Als Tutorin habe ich nicht selten das Gefühl, dass solche Workshops oftmals so konzipiert sind, dass sie allen Beteiligten das Gefühl geben, etwas zu leisten, während sie an etwas teilnehmen, bei dem es sich beinahe um das Gegenteil von Schreiben handelt. Sie füllen Stunden, wenn nicht Stundenpläne. Ansonsten kann man vielleicht noch ein bisschen flirten, sollte man den Wunsch verspüren, etwas mit einem Schreiberling anzufangen. Schlecht vorbereitete Workshops können sehr leicht zu einer Demonstration dessen werden, was passiert, wenn die verbal Blinden die kreativ Tauben anleiten – aufgepeppt mit ein bisschen pseudokünstlerischer Schikane und willkürlich eingestreuten, selbsterdachten Regeln. Mehr auf Dominanz ausgelegte Workshops geben den Tutoren die Gelegenheit etwas zu tun, das für gewöhnlich mehr Körperflüssigkeit und ein paar DVDs beinhaltet und in der reizenden Privatsphäre der eigenen vier Wände vonstatten geht.

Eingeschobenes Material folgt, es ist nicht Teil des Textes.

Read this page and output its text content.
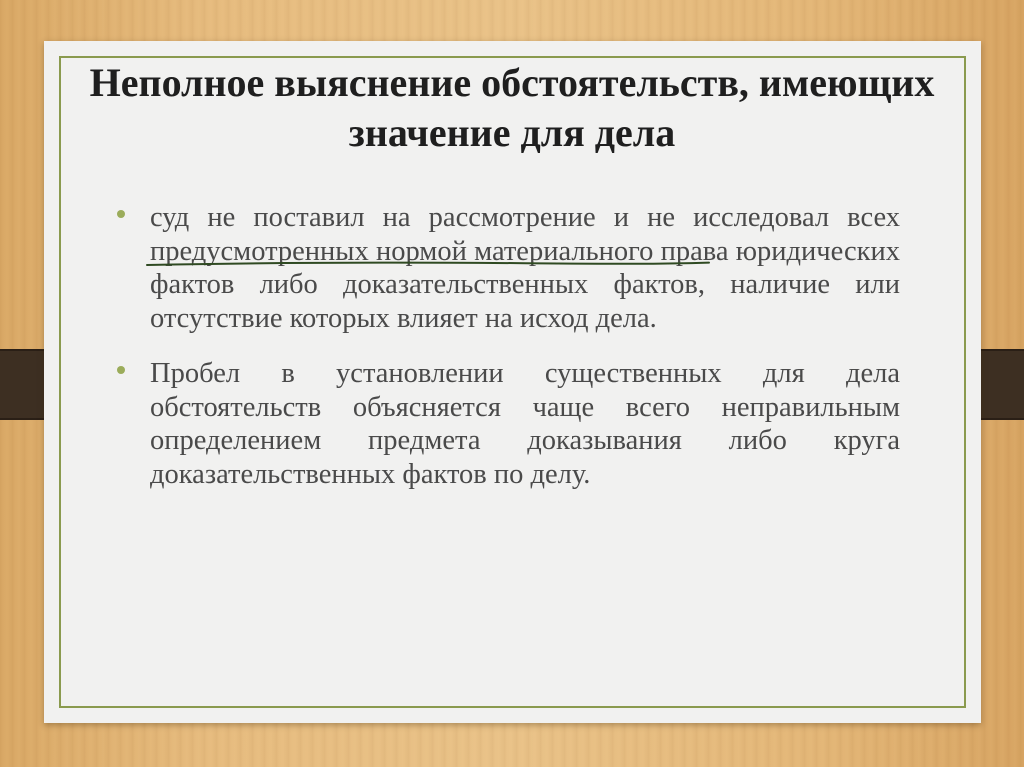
Неполное выяснение обстоятельств, имеющих значение для дела
суд не поставил на рассмотрение и не исследовал всех предусмотренных нормой материального права юридических фактов либо доказательственных фактов, наличие или отсутствие которых влияет на исход дела.
Пробел в установлении существенных для дела обстоятельств объясняется чаще всего неправильным определением предмета доказывания либо круга доказательственных фактов по делу.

Doch was ist es, das Sie/mich/oder irgendjemand sonst dazu bringt, sich auf eine Tastatur oder mit einem unhandlichen Kugelschreiber bewaffnet auf ein Notizbuch/ den eigenen Handrücken zu stürzen? Es gibt freilich die allein-und-in-einen-schwarzen-Rollkragen-gekleidet-in-einem-Cafe-sitzen-Option. Doch außerhalb bestimmter toleranter Bohemien-Gebiete könnte ein solches Verhalten verächtliches Schnauben und ein gemurmeltes „Wichser“ bei den Vorübergehenden provozieren – was auch wirklich in Ordnung geht.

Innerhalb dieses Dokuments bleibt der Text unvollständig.